Wenn das redeeinleitende Verb in der 1. Pers. Sing. Präs, steht, ist nur Indikativ
üblich (außer bei Verben des Aufforderns):
Ich glaube, sie hat ("habe /hätte) das Buch schon gelesen.
Daneben werden auch nicht-eindeutige Formen verwendet, die durch den
Zusammenfall verschiedener Indikativ- und Konjunktivformen bedingt sind:
Sie haben mir erklärt, daß sie gut zusammenarbeiten.
Ebenso wenig wie die Wahl zwischen Indikativ und Konjunktiv genau
festgelegt ist, gibt es feste Regeln für den Gebrauch der verschiedenen
Konjunktivformen innerhalb einer bestimmten Zeitstufe. Weder werden nicht-
eindeutige Formen in jedem Fall durch eindeutige Formen ersetzt, noch ergibt sich
aus dem Tempus oder der Person des redeeinleitenden Verbs (auch nicht aus der
Wahl des redeeinleitenden Verbs selbst) die Bevorzugung einer Form. Es ist auch
nicht nachweisbar, daß mit bestimmten Formen eine besondere Sprecherintention
(etwa eine größere Distanz zum Redeinhalt) ausgedrückt wird. Für den Gebrauch
der Konjunktivformen können nur folgende allgemeine Hinweise gegeben werden:
In der literarischen Sprache (belletristische und wissenschaftliche Prosa, Sprache
der Presse usw.) werden innerhalb der einzelnen Zeitstufen jeweils Präsens,
Perfekt und Futur I bevorzugt, in umgangssprachlich beeinflusster Sprache
kommen umgekehrt häufiger Präteritum bzw. Plusquamperfekt und würde +
Infinitiv I vor (im Norden des deutschen Sprachgebiets auch dialektal bedingt).

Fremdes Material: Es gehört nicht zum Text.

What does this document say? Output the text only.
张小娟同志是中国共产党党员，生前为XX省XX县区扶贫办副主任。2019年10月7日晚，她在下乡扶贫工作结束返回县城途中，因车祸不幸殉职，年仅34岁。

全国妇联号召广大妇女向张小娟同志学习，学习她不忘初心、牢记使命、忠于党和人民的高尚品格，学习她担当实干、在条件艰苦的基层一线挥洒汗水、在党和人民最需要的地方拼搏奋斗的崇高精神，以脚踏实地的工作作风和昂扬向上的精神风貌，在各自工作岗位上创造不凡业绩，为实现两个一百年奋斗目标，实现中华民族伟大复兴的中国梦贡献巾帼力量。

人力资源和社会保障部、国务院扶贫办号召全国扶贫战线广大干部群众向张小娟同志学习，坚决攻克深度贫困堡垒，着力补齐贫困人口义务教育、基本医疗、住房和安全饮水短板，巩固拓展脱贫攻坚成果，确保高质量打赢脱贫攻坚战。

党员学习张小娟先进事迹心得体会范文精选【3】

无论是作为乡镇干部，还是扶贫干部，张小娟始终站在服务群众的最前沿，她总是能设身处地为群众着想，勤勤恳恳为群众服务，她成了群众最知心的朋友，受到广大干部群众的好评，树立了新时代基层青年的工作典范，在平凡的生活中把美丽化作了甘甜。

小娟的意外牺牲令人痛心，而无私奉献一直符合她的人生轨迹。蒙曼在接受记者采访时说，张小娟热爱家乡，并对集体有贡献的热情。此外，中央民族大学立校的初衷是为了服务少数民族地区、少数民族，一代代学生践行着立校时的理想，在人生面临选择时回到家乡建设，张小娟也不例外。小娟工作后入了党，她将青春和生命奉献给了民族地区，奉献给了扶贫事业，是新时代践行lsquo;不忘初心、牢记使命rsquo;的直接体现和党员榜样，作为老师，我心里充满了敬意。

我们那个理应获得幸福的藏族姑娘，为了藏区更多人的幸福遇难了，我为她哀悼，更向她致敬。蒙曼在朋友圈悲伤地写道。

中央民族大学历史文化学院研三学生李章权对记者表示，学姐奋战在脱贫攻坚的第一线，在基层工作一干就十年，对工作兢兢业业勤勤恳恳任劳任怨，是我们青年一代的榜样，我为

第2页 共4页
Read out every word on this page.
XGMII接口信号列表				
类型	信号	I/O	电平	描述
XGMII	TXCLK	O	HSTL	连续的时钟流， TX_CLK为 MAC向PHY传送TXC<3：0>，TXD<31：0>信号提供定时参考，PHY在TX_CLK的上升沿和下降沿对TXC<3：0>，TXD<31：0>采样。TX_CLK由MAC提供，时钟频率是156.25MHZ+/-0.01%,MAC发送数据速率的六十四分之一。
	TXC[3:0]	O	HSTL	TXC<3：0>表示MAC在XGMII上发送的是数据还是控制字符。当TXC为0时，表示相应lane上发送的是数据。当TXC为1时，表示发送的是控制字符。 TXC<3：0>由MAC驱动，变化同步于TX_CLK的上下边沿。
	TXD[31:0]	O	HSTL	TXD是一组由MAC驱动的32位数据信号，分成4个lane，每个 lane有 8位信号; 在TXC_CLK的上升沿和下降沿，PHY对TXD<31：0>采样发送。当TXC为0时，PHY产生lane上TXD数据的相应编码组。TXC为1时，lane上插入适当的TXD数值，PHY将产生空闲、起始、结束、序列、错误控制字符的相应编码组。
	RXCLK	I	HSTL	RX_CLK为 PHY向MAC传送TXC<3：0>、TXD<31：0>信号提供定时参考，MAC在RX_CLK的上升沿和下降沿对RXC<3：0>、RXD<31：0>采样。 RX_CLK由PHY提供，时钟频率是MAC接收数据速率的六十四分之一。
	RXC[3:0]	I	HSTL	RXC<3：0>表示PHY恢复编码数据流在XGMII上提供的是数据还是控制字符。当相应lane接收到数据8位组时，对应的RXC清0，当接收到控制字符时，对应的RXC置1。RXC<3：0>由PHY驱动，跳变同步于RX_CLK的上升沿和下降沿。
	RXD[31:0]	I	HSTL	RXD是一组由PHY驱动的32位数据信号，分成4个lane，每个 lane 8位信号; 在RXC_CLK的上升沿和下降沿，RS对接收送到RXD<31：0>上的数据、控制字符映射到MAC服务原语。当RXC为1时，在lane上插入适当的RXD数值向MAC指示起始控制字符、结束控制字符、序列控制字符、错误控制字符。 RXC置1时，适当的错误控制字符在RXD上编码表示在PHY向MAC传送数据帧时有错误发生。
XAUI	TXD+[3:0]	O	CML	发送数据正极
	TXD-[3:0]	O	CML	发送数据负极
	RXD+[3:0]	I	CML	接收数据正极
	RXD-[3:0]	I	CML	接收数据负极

In der literarischen Sprache werden Präteritum, Plusquamperfekt und würde +
Infinitiv I oftmals dann benutzt, wenn die Formen des Präsens, Perfekt oder Futur I
mit indikativischen Formen zusammenfallen.
Der Konditionalis tritt auch als Merkmal der erlebten Rede auf, besonders
deutlich beim Übergang von der Autorensprach zur erlebten Rede. Bei den
Schriftstellern, die verschiedene Arten der erlebten Rede (den inneren Monolog)
als Stilmittel verwerten, tritt der Konditionalis häufig auf. Außerdem kann der
Konjunktiv in der berichteten Rede eine gewisse Distanzierung vermitteln. Man
gibt fremde Worte wieder, ohne sich für ihre Gültigkeit zu verbürgen.